Reunião.: [1 Ação ou efeito de reunir ou reunir-se. 2 Conjunto de pessoas que se agrupam para algum fim (...)].
Michaelis.
Há vários encarregados brasileiros que não falam inglês. Há ainda engenheiros e pessoas em níveis mais estratégicos que também não falam outro idioma senão o nativo - seja turco, português, mexicano, indiano, equatoriano, etc.

E dentre vários outros fatores que levam à desmotivação, não conseguir se comunicar pesa fatorialmente no efeito dessas causas. Podem me propor a implementação de todas as ferramentas de comunicação interna que possa amenizar esta ocorrência, provavelmente aqui não vai funcionar: tudo é fora da curva demais, diferente demais, inesperado demais para seguir-se bem com os padrões estudados em livros e vividos em uma organização dinâmica "normal".

Assim, meu encargo esta semana era fazer reuniões em (boas) escolas de inglês para conhecer material e metodologia que possam atender à expectativa dessas pessoas que não só querem, mas precisam se comunicar - de modo efetivo e rápido.

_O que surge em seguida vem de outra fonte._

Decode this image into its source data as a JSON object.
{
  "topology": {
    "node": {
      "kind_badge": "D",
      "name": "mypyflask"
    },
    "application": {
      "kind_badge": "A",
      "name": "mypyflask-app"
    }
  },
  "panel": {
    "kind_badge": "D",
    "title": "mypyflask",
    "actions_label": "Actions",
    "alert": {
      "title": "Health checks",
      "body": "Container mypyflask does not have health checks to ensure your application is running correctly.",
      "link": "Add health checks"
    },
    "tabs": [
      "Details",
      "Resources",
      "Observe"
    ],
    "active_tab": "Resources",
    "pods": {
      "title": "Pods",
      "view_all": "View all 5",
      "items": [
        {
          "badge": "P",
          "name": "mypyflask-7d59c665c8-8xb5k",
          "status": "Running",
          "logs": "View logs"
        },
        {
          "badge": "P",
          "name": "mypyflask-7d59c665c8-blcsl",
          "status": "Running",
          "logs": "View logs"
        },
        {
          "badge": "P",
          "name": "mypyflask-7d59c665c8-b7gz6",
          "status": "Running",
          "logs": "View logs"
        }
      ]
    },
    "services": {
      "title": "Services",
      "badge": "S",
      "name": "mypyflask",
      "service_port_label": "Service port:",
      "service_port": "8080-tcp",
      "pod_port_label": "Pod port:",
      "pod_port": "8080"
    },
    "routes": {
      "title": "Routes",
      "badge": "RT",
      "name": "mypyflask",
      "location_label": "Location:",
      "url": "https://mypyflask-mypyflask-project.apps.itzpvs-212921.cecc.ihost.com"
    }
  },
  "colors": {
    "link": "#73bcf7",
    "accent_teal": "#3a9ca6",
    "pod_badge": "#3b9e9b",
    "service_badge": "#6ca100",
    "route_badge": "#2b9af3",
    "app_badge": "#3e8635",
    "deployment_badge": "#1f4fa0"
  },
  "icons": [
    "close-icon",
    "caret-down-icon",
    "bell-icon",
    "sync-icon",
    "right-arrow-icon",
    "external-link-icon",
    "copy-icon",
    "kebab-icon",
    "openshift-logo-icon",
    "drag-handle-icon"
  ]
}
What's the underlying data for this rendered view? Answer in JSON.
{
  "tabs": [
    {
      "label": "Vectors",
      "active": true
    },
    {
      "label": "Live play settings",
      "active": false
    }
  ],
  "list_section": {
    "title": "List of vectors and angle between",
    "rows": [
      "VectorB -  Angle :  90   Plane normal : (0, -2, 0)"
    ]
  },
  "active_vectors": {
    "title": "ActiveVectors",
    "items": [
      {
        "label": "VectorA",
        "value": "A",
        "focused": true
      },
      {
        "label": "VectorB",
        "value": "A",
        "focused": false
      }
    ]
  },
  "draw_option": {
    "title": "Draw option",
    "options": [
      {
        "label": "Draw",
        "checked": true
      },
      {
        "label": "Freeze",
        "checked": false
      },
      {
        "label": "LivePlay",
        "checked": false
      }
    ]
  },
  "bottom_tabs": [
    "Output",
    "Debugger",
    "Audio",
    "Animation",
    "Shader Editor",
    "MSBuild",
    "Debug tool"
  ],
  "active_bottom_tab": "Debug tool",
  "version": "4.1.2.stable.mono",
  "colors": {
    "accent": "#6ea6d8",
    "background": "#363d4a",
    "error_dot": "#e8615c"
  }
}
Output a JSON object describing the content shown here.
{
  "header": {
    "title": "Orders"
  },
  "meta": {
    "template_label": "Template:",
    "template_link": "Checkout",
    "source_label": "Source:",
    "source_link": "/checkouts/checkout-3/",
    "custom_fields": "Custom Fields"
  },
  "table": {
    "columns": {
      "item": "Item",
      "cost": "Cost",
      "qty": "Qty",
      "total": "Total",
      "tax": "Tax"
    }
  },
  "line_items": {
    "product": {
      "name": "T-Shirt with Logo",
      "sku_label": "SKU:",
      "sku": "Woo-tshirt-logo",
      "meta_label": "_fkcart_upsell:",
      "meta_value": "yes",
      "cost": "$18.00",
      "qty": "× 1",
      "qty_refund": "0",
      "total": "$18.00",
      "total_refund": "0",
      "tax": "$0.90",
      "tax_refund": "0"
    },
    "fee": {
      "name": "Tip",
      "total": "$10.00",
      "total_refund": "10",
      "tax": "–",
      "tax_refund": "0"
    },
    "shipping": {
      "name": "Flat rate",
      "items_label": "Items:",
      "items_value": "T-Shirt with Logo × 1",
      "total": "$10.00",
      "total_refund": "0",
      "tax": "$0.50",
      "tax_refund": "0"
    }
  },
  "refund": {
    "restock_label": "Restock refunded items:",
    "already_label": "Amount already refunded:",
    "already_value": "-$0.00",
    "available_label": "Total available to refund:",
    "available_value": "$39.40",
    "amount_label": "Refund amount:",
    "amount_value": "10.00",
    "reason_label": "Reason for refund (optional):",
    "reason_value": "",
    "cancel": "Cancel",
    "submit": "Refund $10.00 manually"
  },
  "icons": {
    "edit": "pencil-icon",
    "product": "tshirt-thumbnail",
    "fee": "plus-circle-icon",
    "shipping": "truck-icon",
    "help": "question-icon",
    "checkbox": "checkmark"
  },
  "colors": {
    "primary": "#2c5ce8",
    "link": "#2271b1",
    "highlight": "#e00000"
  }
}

O senhor Ahmed (lê-se Arrrrméd) foi comigo. É um típico líbio cinqüentão, estatura mediana, barriguinha - não de chopp, haha, deve ser de pão - óculos anos 20 - estilo RayBan, mas não deve ser também - e um discreto mas ao mesmo tempo notável bigode fino. Moreno, claro. Ele estava na van acompanhado do motorista - que não falava inglês. Nossa comunicação no trajeto de ida e volta foi "bom dia" e "Obrigada", em árabe. Ele tentou um "tudo bem" em português mas não foi muito feliz. Houve um embaraço.
Durante os trinta minutos que levamos para chegar à primeira escola de inglês, eles falavam árabe, portanto, coloquei uma música para ouvir e me isolei daquele ambiente nada convidadito: homens líbios falando árabe. E enquanto andávamos eu pensava porque o Sr. Ahmed havia ido comigo. Que tipo de contribuição ele faria. Afinal, qual era a função daquele cidadão que tinha se apresentado a mim, formalmente, dois dias atrás.

Chegamos à escola. Do lado de fora, uma casa com duas janelas do lado esquerdo e a porta de entrada do lado direito. Não havia jardim e não tinha a cor creme: era azul. Achei interessante ser diferente das que existem de praxe. Entramos e havia uma mulher mais velha de burca em uma mesa que deveria ser algo como a recepção. O Sr. Ahmed começou a falar em árabe, logo ela se levantou, abriu mais uma porta e nos levou a uma outra, mais à frente, à direita. Era estranho. A calefação da sala não estava ligada e comecei a sentir um frio emocional. Me distraí observando a mesa de reunião, a mesa de alguém que deveria ser um diretor e a estante - com poucos livros. Quando voltei à Terra, o Sr. Ahmed me perguntava em inglês se queria café. Aceitei, afinal, o frio estava interno a mim também.

Logo, chega um cidadão de dentes mal-tratados, careca, mais baixo que o Sr. Ahmed, com o cigarro deixado a ser queimado sem ser tragado, nas mãos. Vestia algo como um terno, mas não era um paletó e uma gravata ao qual estamos habituados. Ele olhou para mim, esticou a mão direita, retribui, disse meu nome e "prazer em conhecê-lo" em inglês. Ele voltou o olhar para o Sr. Ahmed que traduziu para mim dizendo "Ele é o Diretor Geral da Escola e não fala inglês".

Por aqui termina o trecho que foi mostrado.